Steigende Pegelstände auch in Thüringen
Auch an der Werra in Südthüringen steigt der Wasserstand seit dem Morgen wieder an. Nach Angaben des Landesamtes für Umwelt, Bergbau und Naturschutz in Jena ist im Tagesverlauf und vor allem in der Nacht zum Mittwoch damit zu rechnen, dass einige Pegelstände wieder den Meldebeginn erreichen.

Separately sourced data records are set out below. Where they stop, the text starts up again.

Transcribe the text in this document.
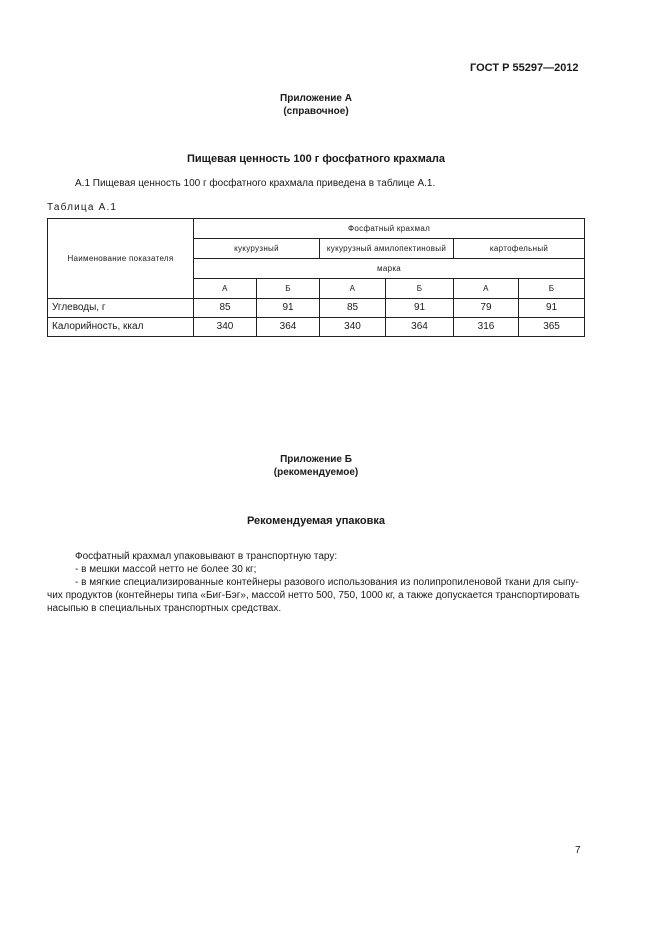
ГОСТ Р 55297—2012
Приложение А
(справочное)
Пищевая ценность 100 г фосфатного крахмала
А.1 Пищевая ценность 100 г фосфатного крахмала приведена в таблице А.1.
Таблица А.1
Наименование показателя	Фосфатный крахмал					
	кукурузный		кукурузный амилопектиновый		картофельный	
	марка					
	А	Б	А	Б	А	Б
Углеводы, г	85	91	85	91	79	91
Калорийность, ккал	340	364	340	364	316	365
Приложение Б
(рекомендуемое)
Рекомендуемая упаковка
Фосфатный крахмал упаковывают в транспортную тару:
- в мешки массой нетто не более 30 кг;
- в мягкие специализированные контейнеры разового использования из полипропиленовой ткани для сыпу-
чих продуктов (контейнеры типа «Биг-Бэг», массой нетто 500, 750, 1000 кг, а также допускается транспортировать
насыпью в специальных транспортных средствах.
7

Der DWD warnt in Teilen Thüringens vor ergiebigem Dauerregen bis Freitag, dies gilt vor allem für den südwestlichen Thüringer Wald und den Südharz. In Nordthüringen werden deutliche Anstiege der Wasserstände an Zorge und Bere sowie an der Unstrut erwartet.
Am Morgen hatten zunächst vier Pegel in Thüringen den Meldebeginn wieder überschritten. Betroffen waren die Nahe in Hinternah, die Unstrut in Oldisleben, die Saale in Saalfeld-Remschütz und die Bere im nordthüringischen Ilfeld. An der Helme im Kyffhäuserkreis soll im Laufe des Tages entschieden werden, ob ein Deichdurchbruch bei Mönchpfiffel-Nikolausrieth nochmals vertieft wird, um Hochwasser auf Felder abzuleiten. Der Deich war am vergangenen Donnerstag kontrolliert auf einem Teilstück von Baggern geöffnet worden, um eine Überflutung des 300-Einwohner-Ortes zu verhindern.
Am Silvestertag hatte Bundeskanzler Olaf Scholz ein Hochwassergebiet in Niedersachsen besucht, einen Tag später Bundesinnenministerin Nancy Faeser. Sie sagte weitere Unterstützung zu.